The big question is – what is the role of the teacher in guiding, managing and promoting or holding back this one-to-one device-based learning and how can we provide teachers with the skills and tools that they need to integrate this technology into the curriculum?
Outside in: bringing new technology perspectives to ELT
On our panel at IATEFL we'll be looking at a lot of these issues by engaging with a group of experts who are largely working outside the field of ELT and can help us take a fresh look at technology use.
Donald Clark will be talking about Artificial Intelligence as the future of assisting people in their daily life and work. It is seen by some as an existential threat, but he will show how it is a force for good if it is used to educate and deliver sophisticated online learning.
Paul Driver will be talking about the use of big data in finding patterns in information, the role of interaction design and information architecture, and what we can learn from how digital games create engaging, interactive environments.

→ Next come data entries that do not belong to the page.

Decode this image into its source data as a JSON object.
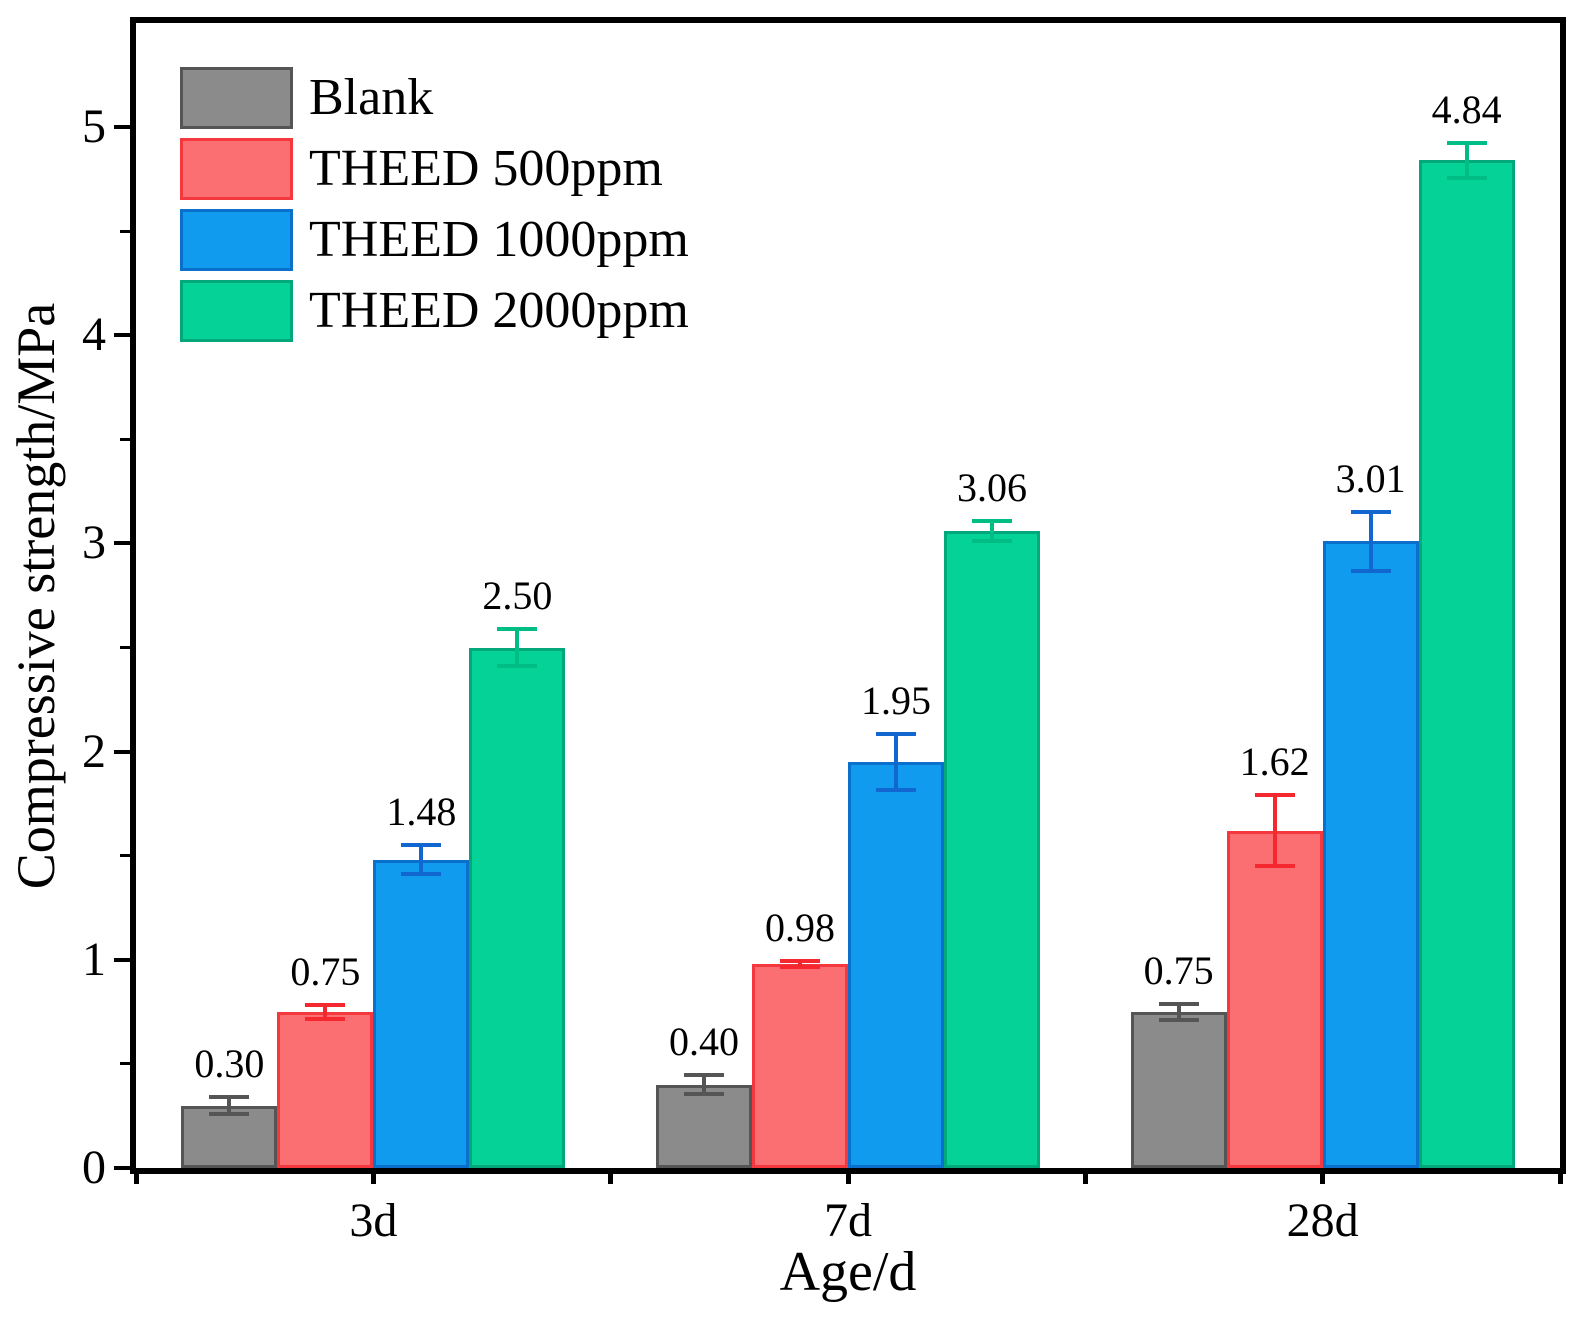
{
  "chart_data": {
    "type": "bar",
    "title": "",
    "xlabel": "Age/d",
    "ylabel": "Compressive strength/MPa",
    "categories": [
      "3d",
      "7d",
      "28d"
    ],
    "ylim": [
      0,
      5.5
    ],
    "yticks": [
      0,
      1,
      2,
      3,
      4,
      5
    ],
    "minor_ytick_step": 0.5,
    "grid": false,
    "legend_position": "top-left-inside",
    "frame": "full-box",
    "frame_color": "#000000",
    "background_color": "#ffffff",
    "text_color": "#000000",
    "series": [
      {
        "name": "Blank",
        "fill": "#8B8B8B",
        "edge": "#555555",
        "error_color": "#555555",
        "values": [
          0.3,
          0.4,
          0.75
        ],
        "errors": [
          0.04,
          0.045,
          0.04
        ],
        "labels": [
          "0.30",
          "0.40",
          "0.75"
        ]
      },
      {
        "name": "THEED 500ppm",
        "fill": "#FB6E71",
        "edge": "#F4383D",
        "error_color": "#F4282E",
        "values": [
          0.75,
          0.98,
          1.62
        ],
        "errors": [
          0.035,
          0.015,
          0.17
        ],
        "labels": [
          "0.75",
          "0.98",
          "1.62"
        ]
      },
      {
        "name": "THEED 1000ppm",
        "fill": "#119BEF",
        "edge": "#0A70CC",
        "error_color": "#1166D0",
        "values": [
          1.48,
          1.95,
          3.01
        ],
        "errors": [
          0.07,
          0.135,
          0.14
        ],
        "labels": [
          "1.48",
          "1.95",
          "3.01"
        ]
      },
      {
        "name": "THEED 2000ppm",
        "fill": "#04D297",
        "edge": "#00A87A",
        "error_color": "#00BC85",
        "values": [
          2.5,
          3.06,
          4.84
        ],
        "errors": [
          0.09,
          0.05,
          0.085
        ],
        "labels": [
          "2.50",
          "3.06",
          "4.84"
        ]
      }
    ]
  }
}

Yvonne Rogers will be talking about her work in developing digital fluency in technology users and learners. She will be talking about developments in human–computer interaction and what new ways there are to make digital learning activities realistic, authentic and meaningful.
Geoff Stead will be talking about mobile technology. He will also talk about some of the research and projects that Cambridge English is carrying out, including in augmented and virtual reality and the contribution it can make.
Most of all, though, we'll be listening to the views of the audience – their passions, their concerns and their proposals for a better digital learning future. See you there!